Belle-DIRAC Setup for Using Amazon Elastic Compute Cloud

  • Authors:
  • Ricardo Graciani Diaz;Adria Casajus Ramo;Ana Carmona Agüero;Thomas Fifield;Martin Sevior

  • Affiliations:
  • University of Barcelona, Barcelona, Spain;University of Barcelona, Barcelona, Spain;University of Barcelona, Barcelona, Spain;University of Melbourne, Melbourne, Australia;University of Melbourne, Melbourne, Australia

  • Venue:
  • Journal of Grid Computing
  • Year:
  • 2011

Quantified Score

Hi-index 0.00

Visualization

Abstract

The Distributed Infrastructure with Remote Agent Control (DIRAC) software framework allows a user community to manage computing activities in a distributed environment. DIRAC has been developed within the Large Hadron Collider Beauty (LHCb) collaboration. After successful usage over several years, it is the final solution adopted by the experiment. The Belle experiment at the Japanese High Energy Accelerator Research Organization (KEK) has the purpose of studying matter/anti-matter asymmetries using B mesons. During its lifetime, Belle detector has collected about 5,000 terabytes of real and simulated data. The analysis of this data requires an enormous amount of computing intensive Monte Carlo simulation. The Belle II experiment, which recently published its technical design report, will produce 50 times more data. Therefore it is interested to determine if commercial computing clouds can reduce the total cost of the experiment's computing solution. This paper describes the setup prepared to evaluate the performance and cost of this approach using real 2010 simulation tasks of the Belle experiment.

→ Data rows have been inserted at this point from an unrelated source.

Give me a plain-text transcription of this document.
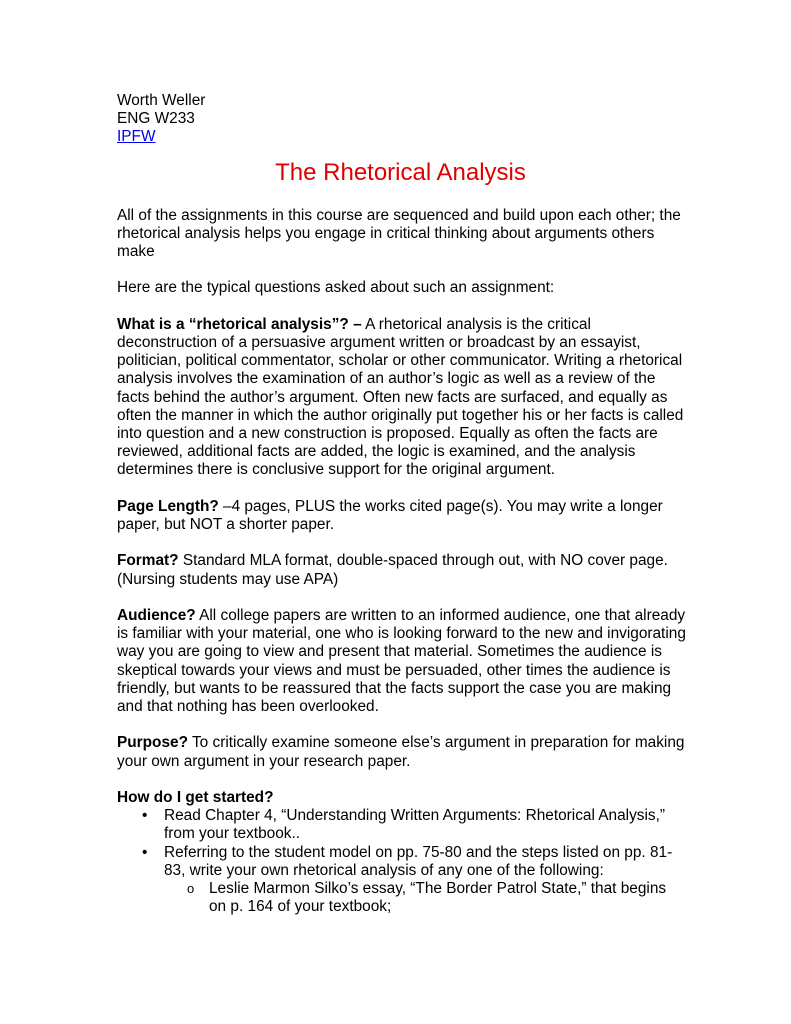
Worth Weller

ENG W233

IPFW

The Rhetorical Analysis

All of the assignments in this course are sequenced and build upon each other; the rhetorical analysis helps you engage in critical thinking about arguments others make

Here are the typical questions asked about such an assignment:

What is a “rhetorical analysis”? – A rhetorical analysis is the critical deconstruction of a persuasive argument written or broadcast by an essayist, politician, political commentator, scholar or other communicator. Writing a rhetorical analysis involves the examination of an author’s logic as well as a review of the facts behind the author’s argument. Often new facts are surfaced, and equally as often the manner in which the author originally put together his or her facts is called into question and a new construction is proposed. Equally as often the facts are reviewed, additional facts are added, the logic is examined, and the analysis determines there is conclusive support for the original argument.

Page Length? –4 pages, PLUS the works cited page(s). You may write a longer paper, but NOT a shorter paper.

Format? Standard MLA format, double-spaced through out, with NO cover page. (Nursing students may use APA)

Audience? All college papers are written to an informed audience, one that already is familiar with your material, one who is looking forward to the new and invigorating way you are going to view and present that material. Sometimes the audience is skeptical towards your views and must be persuaded, other times the audience is friendly, but wants to be reassured that the facts support the case you are making and that nothing has been overlooked.

Purpose? To critically examine someone else’s argument in preparation for making your own argument in your research paper.

How do I get started?

• Read Chapter 4, “Understanding Written Arguments: Rhetorical Analysis,” from your textbook..
• Referring to the student model on pp. 75-80 and the steps listed on pp. 81-83, write your own rhetorical analysis of any one of the following:
o Leslie Marmon Silko’s essay, “The Border Patrol State,” that begins on p. 164 of your textbook;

The setup has been developed using DIRAC as the overall management tool to control both the tasks to be executed and the deployment of virtual machines using the Amazon Elastic Compute Cloud as service provider. At the same time, DIRAC is also used to monitor the execution, collect the necessary statistical data, and finally upload the results of the simulation to Belle resources on the Grid. The results of a first test using over 2000 days of cpu time show that over 90% efficiency in the use of the resources can easily be achieved.